Polyamory Probably Isn’t for You, and That’s Okay

Polyamory Probably Isn’t for You, and That’s Okay

You want the sweet embrace of only one person, we get it.

My man is her man is your man is her man — or whatever Sza said.

In this Tinder age, relationships are what you make them. Like anything else, relationships operate on a spectrum. Things won’t always be black and white, and there are many types of relationships that are widely recognized and honored today — open relationships and swingers to name a few.

Outside of deciding whether or not you’re into being polyamorous, you should keep in mind that all relationships should always have a level of respect. Consent is a must, and boundaries do not dissipate when you’re seeing multiple people. Within a polyamorous relationship, you could still be considered a cheater if you trample on the rules your partner sets in place. For instance, your partner may be okay with you having multiple sexual partners, but connecting with someone else emotionally may be crossing the line.

All possibilities accounted for, polyamory may or may not be for you. We’re here to give all the deets on whether or not you were made for polygamy from conception, or if you could veer into the vast, unknown place worth exploring that is polyamorous relationships.

What is a polyamorous relationship?

Polyamory is the act of being in multiple emotional and intimate relationships, with the consent of all parties involved. In a polyamorous relationship, everyone is aware that there are multiple partners involved.

There are different types of polyamorous relationships. Some types include a group marriage, in which all partners involved agree that they want to be equally commited to each other for life, with no partner hierarchy involved. All partners are considered primary partners. This completely differs from a “V” type relationship in which one person is the most favored in the relationship, naturally making them the center of the relationship.

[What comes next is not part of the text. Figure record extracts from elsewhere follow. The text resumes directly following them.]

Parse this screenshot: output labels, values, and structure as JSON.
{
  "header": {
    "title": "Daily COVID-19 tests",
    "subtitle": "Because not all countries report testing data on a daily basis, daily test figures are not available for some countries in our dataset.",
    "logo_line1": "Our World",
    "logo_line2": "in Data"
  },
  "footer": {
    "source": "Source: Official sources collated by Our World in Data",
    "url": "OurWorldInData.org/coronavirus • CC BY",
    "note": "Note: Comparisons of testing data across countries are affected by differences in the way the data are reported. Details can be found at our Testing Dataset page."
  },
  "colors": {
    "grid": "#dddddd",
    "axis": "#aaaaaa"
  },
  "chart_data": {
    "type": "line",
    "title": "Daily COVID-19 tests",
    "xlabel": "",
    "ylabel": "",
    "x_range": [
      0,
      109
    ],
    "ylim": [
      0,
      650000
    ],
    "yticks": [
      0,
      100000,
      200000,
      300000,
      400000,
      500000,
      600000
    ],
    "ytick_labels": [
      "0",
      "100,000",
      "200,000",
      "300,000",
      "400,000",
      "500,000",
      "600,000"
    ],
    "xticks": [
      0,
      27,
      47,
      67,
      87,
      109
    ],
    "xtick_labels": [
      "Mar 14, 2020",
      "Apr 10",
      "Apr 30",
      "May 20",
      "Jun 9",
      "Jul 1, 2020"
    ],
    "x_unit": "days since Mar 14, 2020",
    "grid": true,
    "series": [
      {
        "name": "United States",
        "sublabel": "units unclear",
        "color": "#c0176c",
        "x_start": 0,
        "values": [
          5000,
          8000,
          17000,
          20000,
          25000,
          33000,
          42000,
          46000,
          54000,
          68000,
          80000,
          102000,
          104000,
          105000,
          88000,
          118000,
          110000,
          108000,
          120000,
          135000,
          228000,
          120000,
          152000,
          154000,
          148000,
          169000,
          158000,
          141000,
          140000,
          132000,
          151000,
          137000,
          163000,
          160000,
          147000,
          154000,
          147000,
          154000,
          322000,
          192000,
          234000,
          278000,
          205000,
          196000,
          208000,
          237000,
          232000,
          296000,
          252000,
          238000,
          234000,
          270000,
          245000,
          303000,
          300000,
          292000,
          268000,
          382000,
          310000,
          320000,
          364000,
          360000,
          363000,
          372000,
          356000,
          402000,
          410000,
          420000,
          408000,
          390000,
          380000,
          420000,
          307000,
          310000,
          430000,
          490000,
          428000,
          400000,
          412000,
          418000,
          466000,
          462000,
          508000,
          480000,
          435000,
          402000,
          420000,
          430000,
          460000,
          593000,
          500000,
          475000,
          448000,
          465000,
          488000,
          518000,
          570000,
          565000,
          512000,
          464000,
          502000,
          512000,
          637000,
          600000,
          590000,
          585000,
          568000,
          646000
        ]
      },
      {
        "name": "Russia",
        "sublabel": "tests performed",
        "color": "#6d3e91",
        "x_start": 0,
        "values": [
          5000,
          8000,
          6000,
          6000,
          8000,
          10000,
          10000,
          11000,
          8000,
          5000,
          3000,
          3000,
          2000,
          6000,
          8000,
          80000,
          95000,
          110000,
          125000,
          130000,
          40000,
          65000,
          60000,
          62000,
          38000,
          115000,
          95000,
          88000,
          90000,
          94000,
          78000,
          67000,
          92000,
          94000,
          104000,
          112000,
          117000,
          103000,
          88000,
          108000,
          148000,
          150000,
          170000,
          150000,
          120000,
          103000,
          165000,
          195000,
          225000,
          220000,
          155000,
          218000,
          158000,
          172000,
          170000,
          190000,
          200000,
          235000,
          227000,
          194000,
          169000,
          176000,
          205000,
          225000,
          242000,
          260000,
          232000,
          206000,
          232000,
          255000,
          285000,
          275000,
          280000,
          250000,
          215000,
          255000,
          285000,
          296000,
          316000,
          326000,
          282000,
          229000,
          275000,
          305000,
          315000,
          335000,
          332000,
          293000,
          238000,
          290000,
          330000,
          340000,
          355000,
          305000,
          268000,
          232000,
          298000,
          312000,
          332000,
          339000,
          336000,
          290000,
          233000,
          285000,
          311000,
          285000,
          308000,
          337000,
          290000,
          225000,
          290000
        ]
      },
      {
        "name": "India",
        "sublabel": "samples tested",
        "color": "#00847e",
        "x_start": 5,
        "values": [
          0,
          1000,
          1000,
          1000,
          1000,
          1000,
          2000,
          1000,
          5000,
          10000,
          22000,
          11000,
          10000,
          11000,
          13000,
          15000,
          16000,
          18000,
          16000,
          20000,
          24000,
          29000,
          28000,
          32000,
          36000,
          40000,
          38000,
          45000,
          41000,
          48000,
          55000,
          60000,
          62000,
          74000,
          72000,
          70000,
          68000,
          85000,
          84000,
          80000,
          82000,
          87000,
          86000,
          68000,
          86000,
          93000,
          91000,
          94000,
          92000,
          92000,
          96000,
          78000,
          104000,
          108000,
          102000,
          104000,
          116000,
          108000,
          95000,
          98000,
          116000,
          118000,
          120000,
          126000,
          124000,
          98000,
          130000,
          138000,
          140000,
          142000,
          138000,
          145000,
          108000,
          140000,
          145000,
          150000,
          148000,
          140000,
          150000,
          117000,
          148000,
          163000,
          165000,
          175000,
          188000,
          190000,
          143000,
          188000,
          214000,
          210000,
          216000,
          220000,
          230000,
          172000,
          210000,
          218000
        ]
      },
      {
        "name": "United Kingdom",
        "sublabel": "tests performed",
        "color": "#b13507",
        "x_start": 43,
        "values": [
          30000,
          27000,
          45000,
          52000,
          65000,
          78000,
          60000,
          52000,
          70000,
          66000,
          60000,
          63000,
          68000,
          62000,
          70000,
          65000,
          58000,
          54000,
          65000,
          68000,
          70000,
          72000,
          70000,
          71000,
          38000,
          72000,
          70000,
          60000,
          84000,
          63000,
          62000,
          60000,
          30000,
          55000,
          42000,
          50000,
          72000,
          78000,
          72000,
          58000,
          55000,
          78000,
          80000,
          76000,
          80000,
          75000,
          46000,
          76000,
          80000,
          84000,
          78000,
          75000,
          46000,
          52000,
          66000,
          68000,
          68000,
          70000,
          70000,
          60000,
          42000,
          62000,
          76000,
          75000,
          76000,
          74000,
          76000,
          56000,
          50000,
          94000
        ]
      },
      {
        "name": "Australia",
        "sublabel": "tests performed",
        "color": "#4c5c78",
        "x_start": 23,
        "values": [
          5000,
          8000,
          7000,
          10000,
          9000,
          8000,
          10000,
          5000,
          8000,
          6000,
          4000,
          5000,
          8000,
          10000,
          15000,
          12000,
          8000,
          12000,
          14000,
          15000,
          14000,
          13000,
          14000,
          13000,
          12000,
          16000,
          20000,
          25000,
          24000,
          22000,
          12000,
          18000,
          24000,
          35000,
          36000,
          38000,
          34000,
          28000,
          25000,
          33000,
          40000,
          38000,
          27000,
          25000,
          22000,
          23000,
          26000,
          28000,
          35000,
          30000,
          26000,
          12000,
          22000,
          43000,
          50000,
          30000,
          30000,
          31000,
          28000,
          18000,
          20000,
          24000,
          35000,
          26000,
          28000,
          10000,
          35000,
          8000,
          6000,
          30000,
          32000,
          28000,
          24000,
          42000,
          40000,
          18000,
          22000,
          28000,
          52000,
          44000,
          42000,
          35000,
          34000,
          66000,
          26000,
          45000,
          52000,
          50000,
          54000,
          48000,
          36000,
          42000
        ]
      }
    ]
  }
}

Why do people get into polyamorous relationships?

Sometimes in unfortunate cases, people may agree to be polyamorous with a partner to ensure that that partner does not leave them. They hope that the relationship will get more serious, and talks of polyamory will go out the window when their partner snaps back to reality and decides they are the one.

Some people are trying to bridge a gap that is created when there are unbalanced sexual drives in a relationship, while others use it as a way to mask their sex addictions.

Some people have simply had terrible experiences with monogamy, be it being cheated on, or not being able to handle the monotony that sometimes is unfortunately a symptom of a monogamous relationship.

Do polyamorous relationships last longer than monogamous relationships?

The length of a polyamorous relationship can vary just like a monogamous relationship. Each individuals temperament and patterns should be taken into consideration when trying to determine the potential length of any relationship. There are arguments that could be made for each side. For instance, it can be said that polyamorous relationships may not last long enough due to the complex nature and volume of people involved. People can also defend monogamy by citing how some people may stay together in an attempt to keep the image of a nuclear family going for their children.

Either way it goes, you cannot determine the length of a relationship solely based on whether it is polyamorous or monogamous. There are several factors to consider.

Signs that polyamory isn’t for you:

You feel like you’re cheating

When you’re with one of your beau’s, you can’t help but think about how the other would feel about your multiple connections. Would they be jealous? Or better yet, would you be jealous if you caught a glimpse of the way they were serenading one of their conquest?

Polyamary is defined by being able to be with multiple people without worrying that someone’s feelings will get seriously hurt, or egos will be damaged. If you’re spending more time thinking about the damage your connection could do, than blossoming it, you probably don’t need to be with John, Jimmy and Jaime simultaneously.

You can’t keep up with all your partners

Sarah just got an amazing promotion at work. Or was it Jan? Who did you tell to remind you to take out the trash again? If you’re flustered keeping up with multiple people’s lives, chances are you’re a one person type of person. Though there are benefits of polyamory, you should remember that it is very possible to feel burnt out from satisfying and meeting the emotional needs of multiple partners at once.

You’re dating with the hope that you end up with one partner for life

Are you a starry eyed lover? Someone who low-key has old school dating habits despite trying to convince yourself that more than one partner is the way to go? Either is fine, poly or not poly, but if you’re dreaming of a picket fence with kids and one particular person talking your ear off when you burn the pot roast, you may be looking for a polygamous relationship. Reavaluate your reasons for wanting a polyamorous relationship. You might find that you’re looking to explore deep, meaningful relationships with multiple people at once with the hope to eventually shortlist the people you’re dating.

You can’t keep up with the sexual responsibility of getting tested

Hook up culture calls for frequent testing. The same applies to polyamorous relationships. There is a responsibility that comes with having sex with multiple partners that should be considered when engaging in sexual activities with multiple partners. Another thing to consider is the cost that could come with testing depending on how you go about it, and whether or not your insurance is willing to cover this testing.

Whether or not you decide you’re polyamorous, the most important thing is that you have open communication with your partner. Make sure you have the same values, and are on the same page in regard to your expectations in your relationship. Clear communication is a full proof way to ensure that no one gets hurt.